Before pruning After pruning
No longer sad over the fruit that will never reach its full potential but excited for the fruit that now has a chance to become even sweeter and juicier than before. As I stood there pruning away looking at each branch and deciding where to prune a little thought pops into my head. I wonder if this is how God feels when he is pruning me? I can just imagine him looking at me as a whole and then looking at my individual branches and deciding which ones are weak and which ones are strong. Then pruning the things in my life that might cause my weak branch to break away from my trunk (Jesus). I can just picture him with his eyes full of love and whispering sweetly as he pulls off a fruit because it just isn't meant to grow anymore. I can see him looking at the ones he leaves just picturing what they will become. How sweet and beautiful they will be to him.
At some point I decided that this job was to precious to do while wearing my gloves and so I took them off so that I could feel each peach. The ones that I was leaving and the ones that I was removing. I couldn't help but think about how much more God loves me than I love my tree. How precious my fruit must feel to him. How full his hands must get sometimes when there is so much that needs to be pruned away.
While I walked around gathering all the fruit that didn't make it into my bucket I was thinking again about those little peaches that will never be. For two trees there seemed to be an awful lot of pruned peaches.

Then I focused on what was left on the trees and I was again excited over the fruit that my trees would produce for us to enjoy.

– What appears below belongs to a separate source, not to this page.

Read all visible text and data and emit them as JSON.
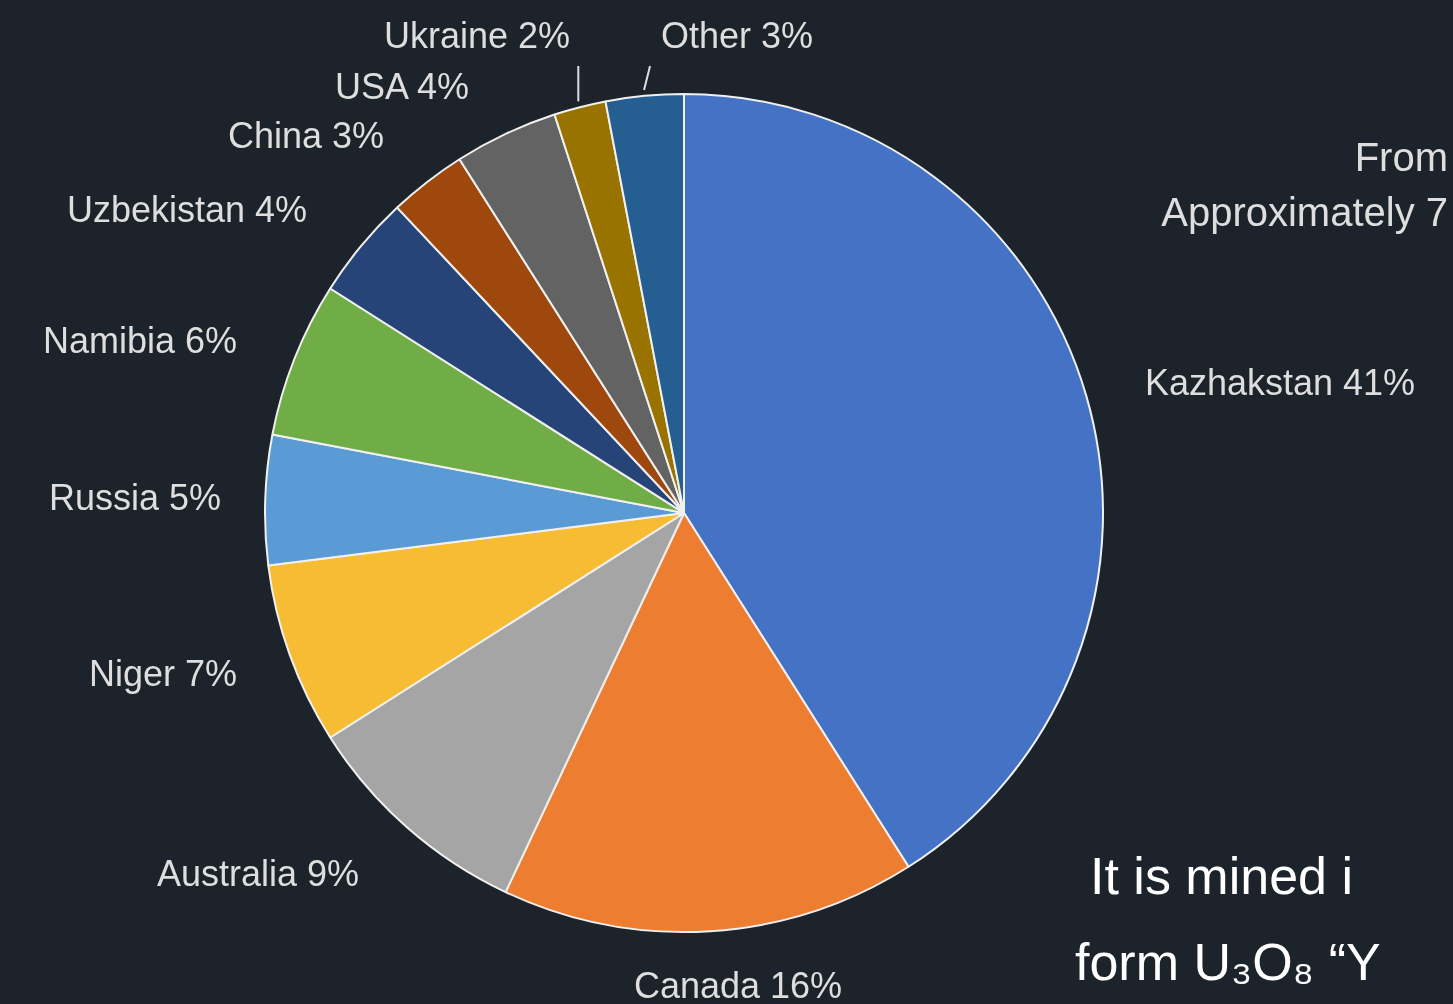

Now if I can only keep the birds away!
But blessed is the man who trusts in the LORD
whose confidence is in him.
He will be like a tree planted by the water that
sends out its roots by the stream.
It does not fear when heat comes;
its leaves are always green.
It has no worries in a year of drought
and it never fails to bear fruit.
Jeremiah 17:7-8
My mini orchard includes two peach trees, two apple trees and two cherry trees.